Saisi sur renvoi après incompétence ordonné le 15 novembre 2012 et à l'expiration d'un sursis à statuer prononcer le 17 octobre 2013 dans l'attente d'une décision définitive statuant sur le recours formé contre la décision de la Commission, le tribunal de grande instance de Rennes a, par jugement du 7 octobre 2019 :

- déclaré l'action de la FRSEA recevable ;

- déclaré irrecevable comme prescrit l'appel en garantie formé par la SA Roullier et la SAS Timab Industries contre un autre producteur de PAA partie à l'entente, la société Tessenderlo, assignée en intervention forcée le 22 mai 2017 ;

- condamné in solidum la SA Roullier et la SAS Timab Industries à payer à la FRSEA la somme de 10 000 euros en réparation de son préjudice moral outre celle de 10 000 euros en application de l'article 700 du code de procédure civile ainsi qu'à supporter les entiers dépens.

Par déclaration reçue au greffe le 27 novembre 2019, la FRSEA a interjeté appel de ce jugement.

Une médiation a été vainement tentée entre le 3 mars 2020 et le 18 novembre 2020.

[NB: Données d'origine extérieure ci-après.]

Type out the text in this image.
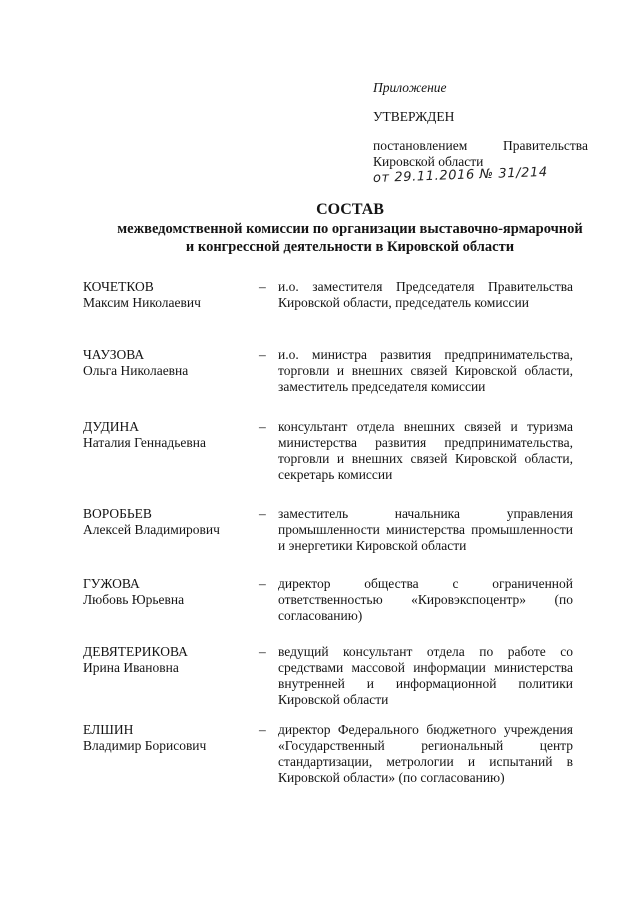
Приложение
УТВЕРЖДЕН
постановлением	Правительства
Кировской области
от 29.11.2016 № 31/214
СОСТАВ
межведомственной комиссии по организации выставочно-ярмарочной
и конгрессной деятельности в Кировской области
КОЧЕТКОВ
Максим Николаевич
– и.о. заместителя Председателя Правительства Кировской области, председатель комиссии
ЧАУЗОВА
Ольга Николаевна
– и.о. министра развития предпринимательства, торговли и внешних связей Кировской области, заместитель председателя комиссии
ДУДИНА
Наталия Геннадьевна
– консультант отдела внешних связей и туризма министерства развития предпринимательства, торговли и внешних связей Кировской области, секретарь комиссии
ВОРОБЬЕВ
Алексей Владимирович
– заместитель начальника управления промышленности министерства промышленности и энергетики Кировской области
ГУЖОВА
Любовь Юрьевна
– директор общества с ограниченной ответственностью «Кировэкспоцентр» (по согласованию)
ДЕВЯТЕРИКОВА
Ирина Ивановна
– ведущий консультант отдела по работе со средствами массовой информации министерства внутренней и информационной политики Кировской области
ЕЛШИН
Владимир Борисович
– директор Федерального бюджетного учреждения «Государственный региональный центр стандартизации, метрологии и испытаний в Кировской области» (по согласованию)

Aux termes de ses dernières conclusions notifiées par la voie électronique le 30 août 2022, la FRSEA demande à la cour, au visa de l'article 1382 du code civil :

- de rejeter l'appel incident formé par la SA Roullier et la SAS Timab Industries ;

- de confirmer le jugement en ce qu'il a dit que la FRSEA était recevable en son action à l'encontre des sociétés Roullier et Timab Industries ;

- d'infirmer le jugement prononcé le 7 octobre 2019 par le tribunal de grande instance de Rennes en ce qu'il a condamné in solidum les sociétés Roullier et Timab Industries à payer à la FRSEA la somme de 10 000 euros ;

- juger que les sociétés Roullier et Timab Industries ont commis une faute en participant à une entente prohibée sur les phosphates destinées à l'alimentation animale laquelle est à l'origine d'une atteinte aux intérêts collectifs agricoles défendus par la FRSEA ;

- en conséquence, de condamner "conjointement et solidairement" les sociétés Roullier et Timab Industries à payer à la FRSEA une somme de 50 000 000 euros au titre du surcoût ;

- de condamner "conjointement et solidairement" les sociétés Roullier et Timab Industries à payer à la FRSEA une somme de 35 000 000 euros au titre de la perte de chance ;

- de condamner "conjointement et solidairement" les sociétés Roullier et Timab Industries à payer à la FRSEA une somme de 5 000 000 euros au titre de son préjudice moral ;

- de juger que ces sommes seront augmentées des intérêts légaux à compter de l'assignation et de condamner "conjointement et solidairement" les sociétés Roullier et Timab Industries à les payer ;

- "de juger que la décision à intervenir sera revêtue de l'exécution provisoire nonobstant voie de recours et appel en garantie" ;

- de condamner "conjointement et solidairement" les sociétés Roullier et Timab Industries à payer à la FRSEA une somme de 100 000 euros au titre de l'article 700 du code de procédure civile ainsi qu'aux entiers dépens.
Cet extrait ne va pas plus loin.